While early humans may shoulder some of the blame, the truth is that the transformation of the Sahara was inevitable. It’s a consequence of the Earth’s orbit itself: “The story of North Africa’s climate is one of 20,000 years, going back and forth between green and dry Sahara,” says David McGee, an associate professor in the Department of Earth at MIT. Atmospheric and planetary sciences, 2019.

“(The desert) seems like an impenetrable and inhospitable area,” he added. “However, it has come and gone several times, moving between grasslands and a wetter environment, and then back to dry climates, even over the last quarter million years.”

The hero of them all: Antarctica

Well, maybe we were lying a little when we described the Atacama and the desert as big and dry. There is one place on Earth that ranks as having the largest desert in the world, the driest places, temperature extremes unmatched anywhere else on the planet, and, surprisingly, the lowest infant mortality rate anywhere: Antarctica.

Just like little brother Sahara, Antarctica wasn’t always a barren desert land.

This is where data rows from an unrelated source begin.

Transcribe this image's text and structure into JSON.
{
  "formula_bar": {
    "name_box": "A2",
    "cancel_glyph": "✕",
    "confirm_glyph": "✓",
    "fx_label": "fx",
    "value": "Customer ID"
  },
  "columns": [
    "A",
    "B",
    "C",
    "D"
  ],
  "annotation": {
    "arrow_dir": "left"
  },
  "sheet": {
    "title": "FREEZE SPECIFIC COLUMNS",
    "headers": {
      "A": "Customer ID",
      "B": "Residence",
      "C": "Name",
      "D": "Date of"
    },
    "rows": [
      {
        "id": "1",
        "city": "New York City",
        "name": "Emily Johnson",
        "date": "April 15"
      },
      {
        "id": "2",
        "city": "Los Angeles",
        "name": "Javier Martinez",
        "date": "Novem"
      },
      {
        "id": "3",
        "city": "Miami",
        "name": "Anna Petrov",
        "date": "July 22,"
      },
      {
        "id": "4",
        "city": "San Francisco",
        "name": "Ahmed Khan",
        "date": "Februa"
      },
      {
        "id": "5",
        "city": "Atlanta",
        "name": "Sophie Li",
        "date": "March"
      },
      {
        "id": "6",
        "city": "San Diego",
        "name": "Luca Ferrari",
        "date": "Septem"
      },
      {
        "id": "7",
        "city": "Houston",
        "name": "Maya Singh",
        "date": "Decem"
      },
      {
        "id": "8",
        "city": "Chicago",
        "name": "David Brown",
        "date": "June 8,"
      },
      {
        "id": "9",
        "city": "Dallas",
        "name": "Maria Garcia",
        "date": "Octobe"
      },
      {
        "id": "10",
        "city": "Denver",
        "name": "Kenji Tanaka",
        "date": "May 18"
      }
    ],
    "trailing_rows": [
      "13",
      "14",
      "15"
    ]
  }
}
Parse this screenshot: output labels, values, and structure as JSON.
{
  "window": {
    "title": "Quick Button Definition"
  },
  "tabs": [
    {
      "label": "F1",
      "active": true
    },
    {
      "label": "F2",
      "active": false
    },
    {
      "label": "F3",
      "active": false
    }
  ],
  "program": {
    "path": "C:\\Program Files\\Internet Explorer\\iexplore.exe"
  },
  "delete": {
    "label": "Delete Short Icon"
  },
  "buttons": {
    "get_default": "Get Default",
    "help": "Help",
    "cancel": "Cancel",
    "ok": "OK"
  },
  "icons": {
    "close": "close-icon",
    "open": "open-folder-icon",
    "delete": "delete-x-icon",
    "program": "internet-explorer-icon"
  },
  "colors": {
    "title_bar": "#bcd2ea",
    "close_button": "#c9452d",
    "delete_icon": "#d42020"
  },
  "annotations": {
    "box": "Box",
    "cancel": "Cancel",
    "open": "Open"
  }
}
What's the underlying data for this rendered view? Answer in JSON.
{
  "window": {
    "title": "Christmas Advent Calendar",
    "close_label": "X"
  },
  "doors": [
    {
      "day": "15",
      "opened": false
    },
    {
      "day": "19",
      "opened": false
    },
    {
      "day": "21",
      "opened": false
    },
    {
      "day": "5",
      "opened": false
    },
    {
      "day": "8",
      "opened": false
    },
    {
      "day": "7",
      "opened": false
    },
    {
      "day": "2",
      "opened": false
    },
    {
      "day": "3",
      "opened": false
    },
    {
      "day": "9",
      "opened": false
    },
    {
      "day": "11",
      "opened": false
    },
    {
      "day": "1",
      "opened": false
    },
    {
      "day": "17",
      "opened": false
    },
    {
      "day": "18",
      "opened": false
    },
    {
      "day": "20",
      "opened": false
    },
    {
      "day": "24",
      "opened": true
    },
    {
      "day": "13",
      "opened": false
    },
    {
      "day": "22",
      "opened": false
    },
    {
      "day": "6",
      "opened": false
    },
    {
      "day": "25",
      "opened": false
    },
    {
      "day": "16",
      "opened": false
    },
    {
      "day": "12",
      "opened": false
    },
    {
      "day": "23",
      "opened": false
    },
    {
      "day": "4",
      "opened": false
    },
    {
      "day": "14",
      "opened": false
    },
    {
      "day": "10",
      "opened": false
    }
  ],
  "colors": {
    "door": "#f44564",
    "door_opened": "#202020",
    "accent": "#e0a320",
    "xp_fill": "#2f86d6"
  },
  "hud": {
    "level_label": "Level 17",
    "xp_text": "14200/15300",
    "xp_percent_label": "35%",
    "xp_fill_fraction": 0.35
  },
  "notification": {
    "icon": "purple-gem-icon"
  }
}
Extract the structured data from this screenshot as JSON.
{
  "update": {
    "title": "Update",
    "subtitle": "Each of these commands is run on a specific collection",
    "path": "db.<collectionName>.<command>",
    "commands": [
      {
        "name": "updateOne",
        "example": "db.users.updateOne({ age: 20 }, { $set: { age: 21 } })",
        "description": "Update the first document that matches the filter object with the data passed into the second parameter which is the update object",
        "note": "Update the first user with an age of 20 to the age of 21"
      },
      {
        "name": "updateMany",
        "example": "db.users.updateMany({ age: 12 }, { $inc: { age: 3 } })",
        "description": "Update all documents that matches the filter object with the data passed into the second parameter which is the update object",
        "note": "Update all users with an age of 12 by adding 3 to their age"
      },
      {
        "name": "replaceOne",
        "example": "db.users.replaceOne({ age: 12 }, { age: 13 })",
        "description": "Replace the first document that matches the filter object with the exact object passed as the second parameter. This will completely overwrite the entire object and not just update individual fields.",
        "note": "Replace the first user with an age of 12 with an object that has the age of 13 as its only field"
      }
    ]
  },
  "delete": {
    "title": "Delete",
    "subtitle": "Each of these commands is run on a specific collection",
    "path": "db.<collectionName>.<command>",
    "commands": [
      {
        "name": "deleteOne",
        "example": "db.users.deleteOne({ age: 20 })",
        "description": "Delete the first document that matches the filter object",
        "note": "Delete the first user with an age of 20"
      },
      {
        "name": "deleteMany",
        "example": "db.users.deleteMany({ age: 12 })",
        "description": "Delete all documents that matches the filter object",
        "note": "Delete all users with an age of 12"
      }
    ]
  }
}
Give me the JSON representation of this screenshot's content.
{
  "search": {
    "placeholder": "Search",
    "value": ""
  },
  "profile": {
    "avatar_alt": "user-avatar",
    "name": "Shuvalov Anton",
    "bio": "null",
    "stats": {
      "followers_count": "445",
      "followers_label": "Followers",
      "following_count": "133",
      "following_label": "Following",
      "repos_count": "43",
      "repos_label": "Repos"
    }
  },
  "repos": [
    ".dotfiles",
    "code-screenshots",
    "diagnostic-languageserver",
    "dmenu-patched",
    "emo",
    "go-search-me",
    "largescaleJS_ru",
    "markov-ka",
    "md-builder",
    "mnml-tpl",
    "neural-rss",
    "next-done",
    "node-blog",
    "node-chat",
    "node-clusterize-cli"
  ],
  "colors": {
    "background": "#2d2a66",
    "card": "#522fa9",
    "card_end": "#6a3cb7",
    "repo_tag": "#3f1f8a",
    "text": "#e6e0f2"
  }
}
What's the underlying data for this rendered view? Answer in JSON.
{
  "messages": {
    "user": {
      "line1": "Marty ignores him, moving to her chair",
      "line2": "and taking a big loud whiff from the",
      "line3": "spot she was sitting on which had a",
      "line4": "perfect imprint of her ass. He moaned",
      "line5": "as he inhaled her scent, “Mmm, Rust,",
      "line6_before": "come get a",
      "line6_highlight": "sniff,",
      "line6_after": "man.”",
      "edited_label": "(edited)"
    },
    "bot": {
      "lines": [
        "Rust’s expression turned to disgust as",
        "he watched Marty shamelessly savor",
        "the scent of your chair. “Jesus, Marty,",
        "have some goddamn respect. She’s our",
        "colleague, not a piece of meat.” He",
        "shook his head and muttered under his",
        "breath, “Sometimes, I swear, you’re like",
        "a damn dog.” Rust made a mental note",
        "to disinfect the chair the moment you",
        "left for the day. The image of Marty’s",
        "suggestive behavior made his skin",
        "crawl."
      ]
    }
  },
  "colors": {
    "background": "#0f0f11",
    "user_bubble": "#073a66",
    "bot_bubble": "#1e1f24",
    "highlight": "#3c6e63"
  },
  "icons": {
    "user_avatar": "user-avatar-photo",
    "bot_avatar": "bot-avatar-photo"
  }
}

About 90 million years ago, the continent had a “diverse environment,” polar scientist Johan Klages told Vox in 2021, “with moderate temperatures — the temperatures we have today in northern Italy, for example.”

Global carbon dioxide decline2 Ice levels about 34 million years ago meant lower temperatures – and at Earth’s Antarctica, it became cold enough for ice to exist year-round. Once this threshold was crossed, the continent was able to grow into the sometimes glacial desert we know today.

But maybe not tomorrow. Atmospheric carbon dioxide levels2 This resulted in the Antarctica in the Mediterranean being around 1,100 ppm, according to the climate modeling team at Klages. “We are (now) at 420 parts per million carbon dioxide2“, to caution.

“We’re doing a big experiment now,” he told Vox. “We’re taking fossil fuels from the Earth’s crust that were deposited over millions of years, and normally they would have been released back into the atmosphere over millions of years — but we did that in a 150-year bubble.”

“This has never happened before. This has a huge impact.”